Até como o próprio Thor, um personagem que já vem a interpretar há mais de 10 anos, Hemsworth conseguiu recentemente oferecer toda uma outra dimensão complexa a um superherói outrora pouco interessante. Dito isto, a prestação do australiano em Spiderhead é, possivelmente, uma das melhores da sua carreira. Demonstrando uma versatilidade tremenda, Hemsworth interpreta Steve Abnesti, homem responsável pela “prisão” em que se encontram criminosos privilegiados com a oportunidade de reduzir o tempo da sua sentença voluntariando-se para testar várias drogas experimentais. Estas alteram e influenciam de forma drástica e incrivelmente impactante as emoções e vontades de quem as tomar.
É aqui que Spiderhead não consegue elevar a sua premissa inteligente e cativante. Com tantas drogas criativas e tematicamente ricas merecedoras de maior exploração, o segundo ato foca-se apenas numa algo simples, tornando-se algo repetitivo e estruturalmente previsível, ultimamente provocando a perda do momentum fascinante da primeira meia hora. Consequentemente ou não, o foreshadowing bastante claro de uma nova droga muito interessante acaba por, infelizmente, se perder pelo caminho. Em adição a estes pontos, um twist/revelação no terceiro ato não é tão surpreendente quanto o filme tenta transparecer e ainda levanta algumas questões lógicas sobre a narrativa.

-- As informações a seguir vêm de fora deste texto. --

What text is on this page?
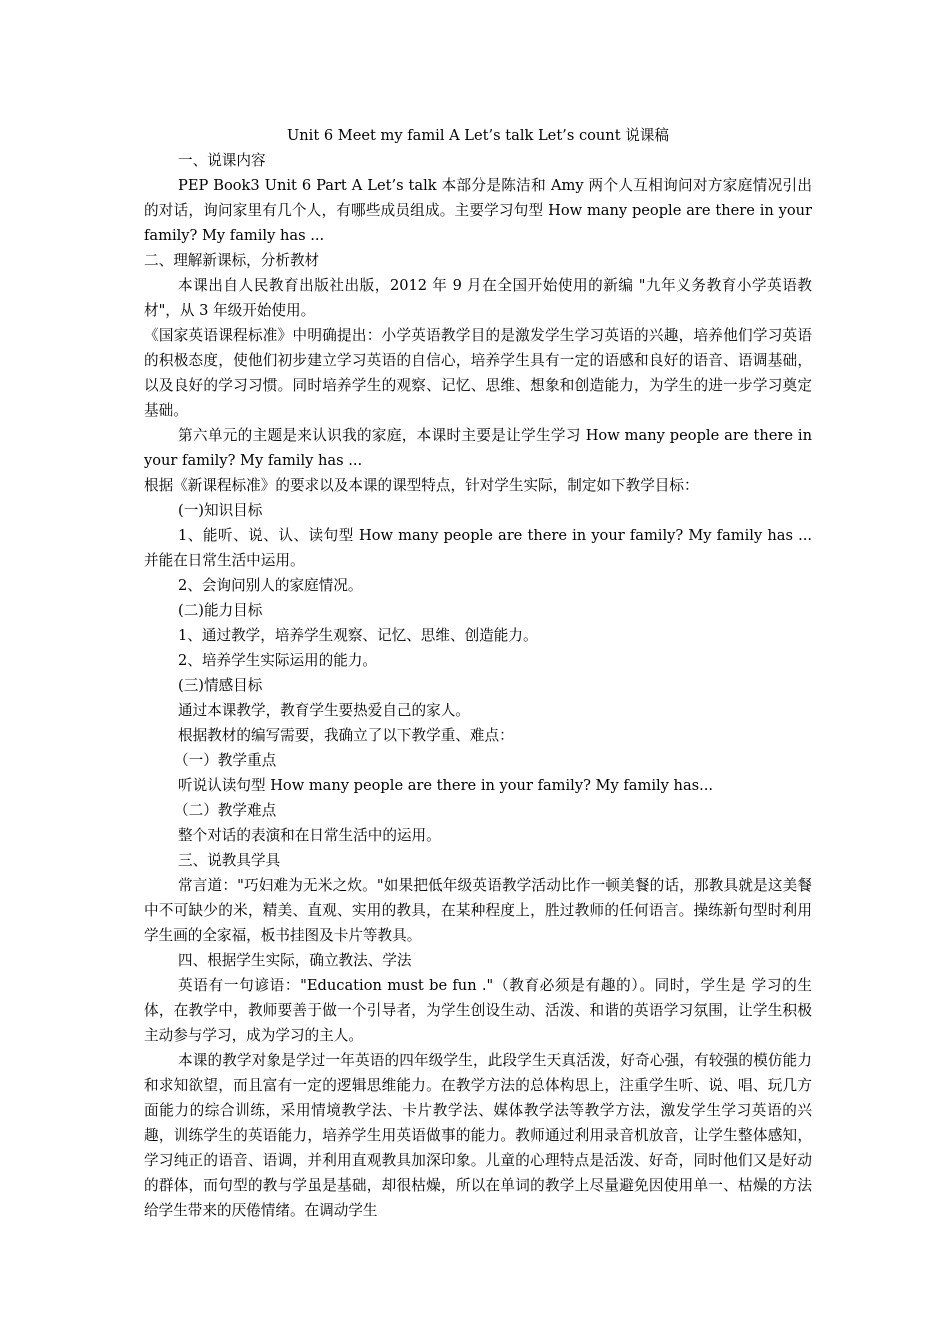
Unit 6 Meet my famil A Let’s talk Let’s count 说课稿

一、说课内容

PEP Book3 Unit 6 Part A Let’s talk 本部分是陈洁和 Amy 两个人互相询问对方家庭情况引出的对话，询问家里有几个人，有哪些成员组成。主要学习句型 How many people are there in your family? My family has ...

二、理解新课标，分析教材

本课出自人民教育出版社出版，2012 年 9 月在全国开始使用的新编 "九年义务教育小学英语教材"，从 3 年级开始使用。

《国家英语课程标准》中明确提出：小学英语教学目的是激发学生学习英语的兴趣，培养他们学习英语的积极态度，使他们初步建立学习英语的自信心，培养学生具有一定的语感和良好的语音、语调基础，以及良好的学习习惯。同时培养学生的观察、记忆、思维、想象和创造能力，为学生的进一步学习奠定基础。

第六单元的主题是来认识我的家庭，本课时主要是让学生学习 How many people are there in your family? My family has ...

根据《新课程标准》的要求以及本课的课型特点，针对学生实际，制定如下教学目标：

(一)知识目标

1、能听、说、认、读句型 How many people are there in your family? My family has ... 并能在日常生活中运用。

2、会询问别人的家庭情况。

(二)能力目标

1、通过教学，培养学生观察、记忆、思维、创造能力。

2、培养学生实际运用的能力。

(三)情感目标

通过本课教学，教育学生要热爱自己的家人。

根据教材的编写需要，我确立了以下教学重、难点：

（一）教学重点

听说认读句型 How many people are there in your family? My family has...

（二）教学难点

整个对话的表演和在日常生活中的运用。

三、说教具学具

常言道："巧妇难为无米之炊。"如果把低年级英语教学活动比作一顿美餐的话，那教具就是这美餐中不可缺少的米，精美、直观、实用的教具，在某种程度上，胜过教师的任何语言。操练新句型时利用学生画的全家福，板书挂图及卡片等教具。

四、根据学生实际，确立教法、学法

英语有一句谚语："Education must be fun ."（教育必须是有趣的）。同时，学生是 学习的生体，在教学中，教师要善于做一个引导者，为学生创设生动、活泼、和谐的英语学习氛围，让学生积极主动参与学习，成为学习的主人。

本课的教学对象是学过一年英语的四年级学生，此段学生天真活泼，好奇心强，有较强的模仿能力和求知欲望，而且富有一定的逻辑思维能力。在教学方法的总体构思上，注重学生听、说、唱、玩几方面能力的综合训练，采用情境教学法、卡片教学法、媒体教学法等教学方法，激发学生学习英语的兴趣，训练学生的英语能力，培养学生用英语做事的能力。教师通过利用录音机放音，让学生整体感知，学习纯正的语音、语调，并利用直观教具加深印象。儿童的心理特点是活泼、好奇，同时他们又是好动的群体，而句型的教与学虽是基础，却很枯燥，所以在单词的教学上尽量避免因使用单一、枯燥的方法给学生带来的厌倦情绪。在调动学生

Apesar de momentos expectáveis, tanto os flashbacks como os diálogos reveladores sobre os crimes cometidos por Jeff (Teller) e Lizzy (Smollett) guardam um impacto emocional forte que, sem dúvida, apanharão muitos espetadores desprevenidos. Um problema parcial é que a aprofundação da relação destas personagens acaba por ofuscar a eventual história de Abnesti que, em comparação, acaba por parecer acidentalmente algo fútil, para além de receber uma execução técnica menos dramática. Spiderhead aborda o tema “podem emoções humanas ser fabricadas?” e passa a mensagem de que sentimentos falsos e forçados não duram para sempre, mas tal como a história geral, deixa muito caminho por explorar.

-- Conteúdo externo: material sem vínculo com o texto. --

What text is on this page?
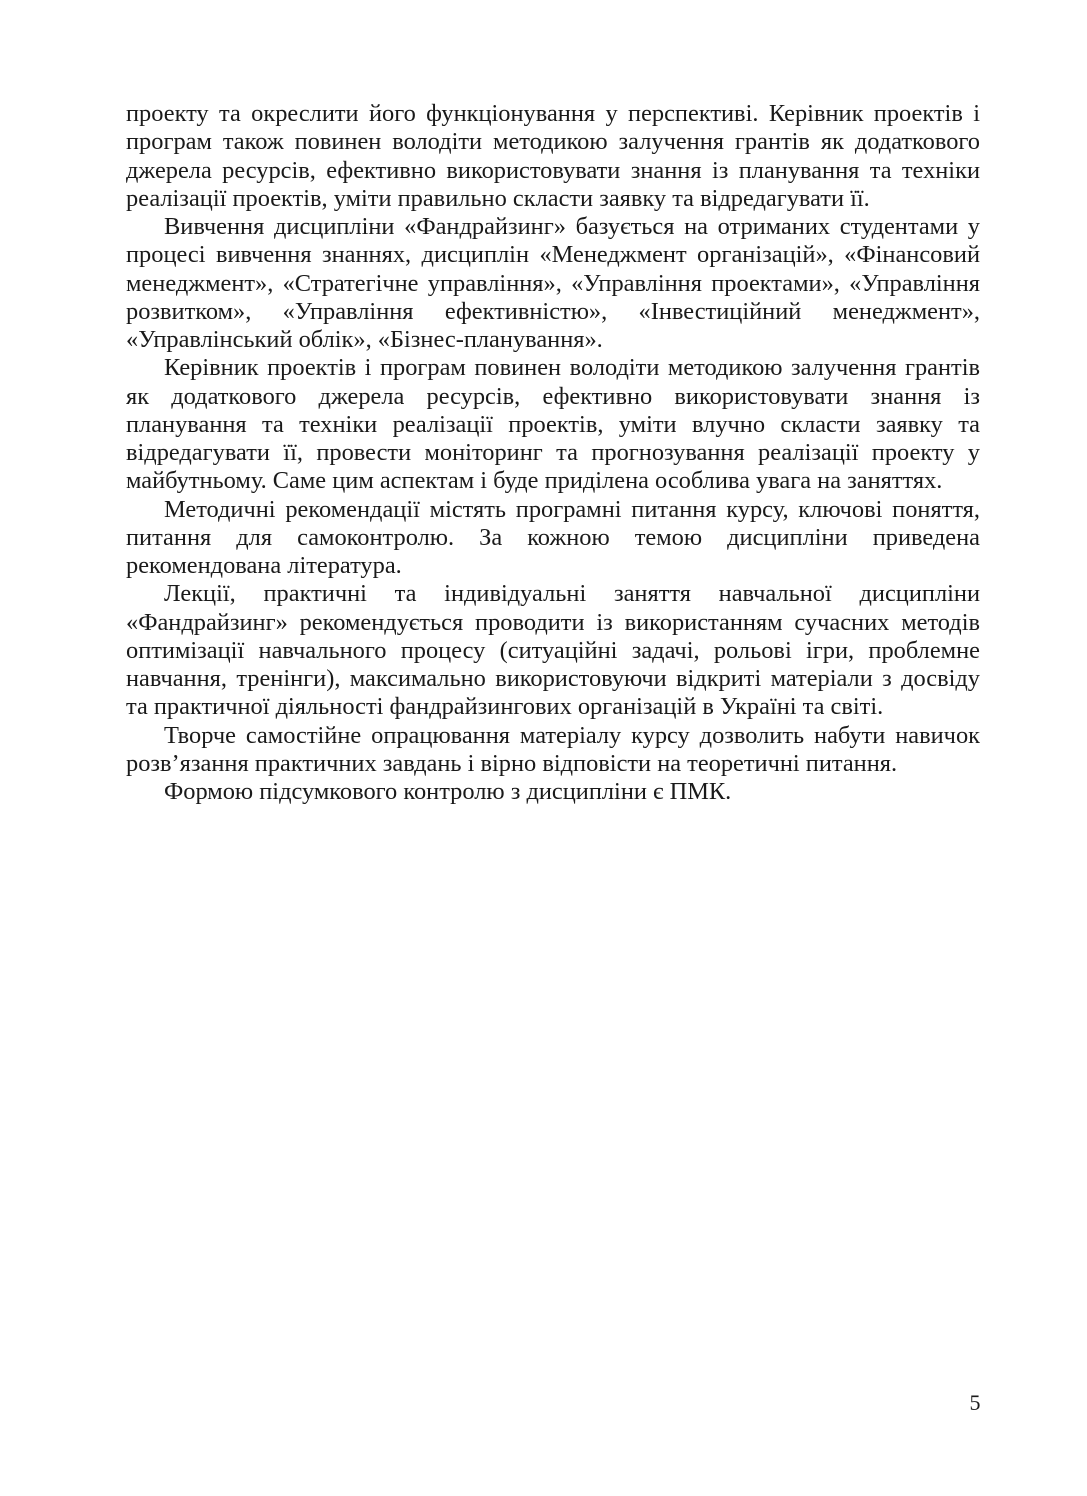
проекту та окреслити його функціонування у перспективі. Керівник проектів і програм також повинен володіти методикою залучення грантів як додаткового джерела ресурсів, ефективно використовувати знання із планування та техніки реалізації проектів, уміти правильно скласти заявку та відредагувати її.

Вивчення дисципліни «Фандрайзинг» базується на отриманих студентами у процесі вивчення знаннях, дисциплін «Менеджмент організацій», «Фінансовий менеджмент», «Стратегічне управління», «Управління проектами», «Управління розвитком», «Управління ефективністю», «Інвестиційний менеджмент», «Управлінський облік», «Бізнес-планування».

Керівник проектів і програм повинен володіти методикою залучення грантів як додаткового джерела ресурсів, ефективно використовувати знання із планування та техніки реалізації проектів, уміти влучно скласти заявку та відредагувати її, провести моніторинг та прогнозування реалізації проекту у майбутньому. Саме цим аспектам і буде приділена особлива увага на заняттях.

Методичні рекомендації містять програмні питання курсу, ключові поняття, питання для самоконтролю. За кожною темою дисципліни приведена рекомендована література.

Лекції, практичні та індивідуальні заняття навчальної дисципліни «Фандрайзинг» рекомендується проводити із використанням сучасних методів оптимізації навчального процесу (ситуаційні задачі, рольові ігри, проблемне навчання, тренінги), максимально використовуючи відкриті матеріали з досвіду та практичної діяльності фандрайзингових організацій в Україні та світі.

Творче самостійне опрацювання матеріалу курсу дозволить набути навичок розв’язання практичних завдань і вірно відповісти на теоретичні питання.

Формою підсумкового контролю з дисципліни є ПМК.

5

Ainda assim, Kosinski consegue entregar uma obra com níveis de entretenimento suficientes para agradar à maioria dos espetadores. O realizador e Claudio Miranda (diretor de fotografia) continuam a trabalhar juntos e tornaram-se num daqueles combos técnicos que inevitavelmente gerará um filme visualmente apelativo. São vários os planos deslumbrantes numa obra centrada numa só localização, o que ajuda a criar uma atmosfera de isolamento gradualmente mais tensa. Joseph Trapanese adiciona uma seleção de músicas animadoras com mensagens entrelinhas e um timing de louvar. Tecnicamente, Spiderhead até surpreende…

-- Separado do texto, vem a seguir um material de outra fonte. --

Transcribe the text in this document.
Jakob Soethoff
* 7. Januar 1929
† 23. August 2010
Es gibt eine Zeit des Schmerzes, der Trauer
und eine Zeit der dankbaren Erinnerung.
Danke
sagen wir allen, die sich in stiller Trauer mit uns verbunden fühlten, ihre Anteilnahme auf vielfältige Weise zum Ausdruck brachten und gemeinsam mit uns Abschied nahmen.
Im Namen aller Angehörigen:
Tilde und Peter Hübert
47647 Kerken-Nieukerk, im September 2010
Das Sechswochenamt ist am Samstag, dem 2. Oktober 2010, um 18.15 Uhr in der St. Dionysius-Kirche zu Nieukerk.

Spiderhead contém uma premissa sci-fi de alto-conceito fascinante, mas mesmo com um elenco extraordinário, fica aquém do seu potencial narrativo. Chris Hemsworth prova novamente que é um dos atores mais subvalorizados atualmente, ao passo que Miles Teller e Jurnee Smollett partilham excelente química.
Tecnicamente, Joseph Kosinski e a sua equipa conseguem criar uma atmosfera tensa numa só localização e pormenores visuais surpreendentes. No entanto, a narrativa vai perdendo energia e foco a partir do segundo ato, deixando vários caminhos criativos e genuinamente cativantes por explorar, ultimamente escolhendo a opção mais segura e genérica. Revelações e twists algo inconsistentes, mas inegavelmente impactantes.
Recomendo e guardo imensa curiosidade sobre a eventual reação do público geral. Spiderhead fica disponível esta sexta-feira, dia 17 de junho, na Netflix.